Dead animals, the city livestock officers told researchers are sold to meat butcheries at low prices, who in turn sell to consumers at normal prices. Tragically the butchers, who knowingly serve meat from dead animals to their customers including children, the officers say have no perception of wrongdoing. The black market for dead animals, the report says is operated through a network of brokers and is powerful and highly organised. City by-laws “Vets are threatened to either stamp meat from dead animals on the farm or get hurt or they have to accept collusion,” says the report. The Maasai who also herd or supply meat animals in Nairobi have been sucked into the cartels though will hardly sell meat from animals dying of anthrax, snake bites or foot and mouth disease. In some cases, the study says brokers use their networks of vets and farmers to know where there are sick or dying animals.
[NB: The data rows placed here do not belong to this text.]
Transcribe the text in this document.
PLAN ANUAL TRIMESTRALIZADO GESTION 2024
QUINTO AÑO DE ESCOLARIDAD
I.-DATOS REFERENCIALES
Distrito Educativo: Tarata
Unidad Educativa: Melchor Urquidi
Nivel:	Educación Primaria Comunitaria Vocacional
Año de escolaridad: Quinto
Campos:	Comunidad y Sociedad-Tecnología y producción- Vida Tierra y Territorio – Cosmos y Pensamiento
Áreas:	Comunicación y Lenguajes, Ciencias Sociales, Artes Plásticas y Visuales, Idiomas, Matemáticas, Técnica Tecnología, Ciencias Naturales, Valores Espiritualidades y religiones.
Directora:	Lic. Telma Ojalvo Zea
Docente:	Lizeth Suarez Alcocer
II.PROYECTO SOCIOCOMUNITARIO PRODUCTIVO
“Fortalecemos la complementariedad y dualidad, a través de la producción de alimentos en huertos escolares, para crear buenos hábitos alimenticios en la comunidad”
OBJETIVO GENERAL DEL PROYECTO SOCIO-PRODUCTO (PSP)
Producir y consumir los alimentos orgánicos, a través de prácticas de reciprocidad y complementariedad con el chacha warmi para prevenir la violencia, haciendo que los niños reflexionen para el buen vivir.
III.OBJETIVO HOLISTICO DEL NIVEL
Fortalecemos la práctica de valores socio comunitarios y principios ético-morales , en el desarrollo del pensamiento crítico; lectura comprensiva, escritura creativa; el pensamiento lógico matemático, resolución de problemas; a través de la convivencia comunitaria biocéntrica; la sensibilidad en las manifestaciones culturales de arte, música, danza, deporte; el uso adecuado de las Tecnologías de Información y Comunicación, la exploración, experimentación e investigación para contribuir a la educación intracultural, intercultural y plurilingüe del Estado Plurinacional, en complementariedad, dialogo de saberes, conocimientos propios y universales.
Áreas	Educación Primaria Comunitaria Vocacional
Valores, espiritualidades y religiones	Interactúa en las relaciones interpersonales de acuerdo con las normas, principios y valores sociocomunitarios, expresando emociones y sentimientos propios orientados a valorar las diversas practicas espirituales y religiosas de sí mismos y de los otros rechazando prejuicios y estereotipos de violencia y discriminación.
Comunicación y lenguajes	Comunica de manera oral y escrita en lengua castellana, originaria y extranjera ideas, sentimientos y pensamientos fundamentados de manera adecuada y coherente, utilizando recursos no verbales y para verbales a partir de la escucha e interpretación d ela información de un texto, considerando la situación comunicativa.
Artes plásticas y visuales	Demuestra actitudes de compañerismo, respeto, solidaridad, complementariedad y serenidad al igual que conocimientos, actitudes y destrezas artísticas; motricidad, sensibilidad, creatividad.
Some will cheat farmers telling them they will feed their dogs with the dead animals while in reality they sell the meat to consumers.”
In the informal estates the study says most of the scavenging pigs are slaughtered at home with no inspection and offered for sale including those which die of diseases. “Very sick beef cattle which do not respond to treatment are quickly sent to the slaughterhouse,” says the report. This, the research shows to mean farmers do not observe the antibiotic withdrawal period before taking the animals for slaughter.
The authors describe a thriving illegal livestock sector in the city which while contributing to family income and food security is also a major public health risk. “Many of the farms animals are fed with market waste, swirl from restaurants, or grass cut on road sides, and therefore increasing movement of disease causing germs throughout the city.” In slums, the vets told of farmers keeping dairy animals inside the household or in their bedrooms. The 1961 Nairobi City by-laws, still in operation declare that livestock production within city boundaries is an illegal activity however livestock officers says this is hardly enforced. Currently, the study says new policies that will designate areas for livestock farming are under consideration.
Despite all the risks, the study cautions against any outright ban on livestock keeping in the city. Instead, the authors suggest adoption of policies that would ensure hygienic practices and strict adherence to new city by-laws.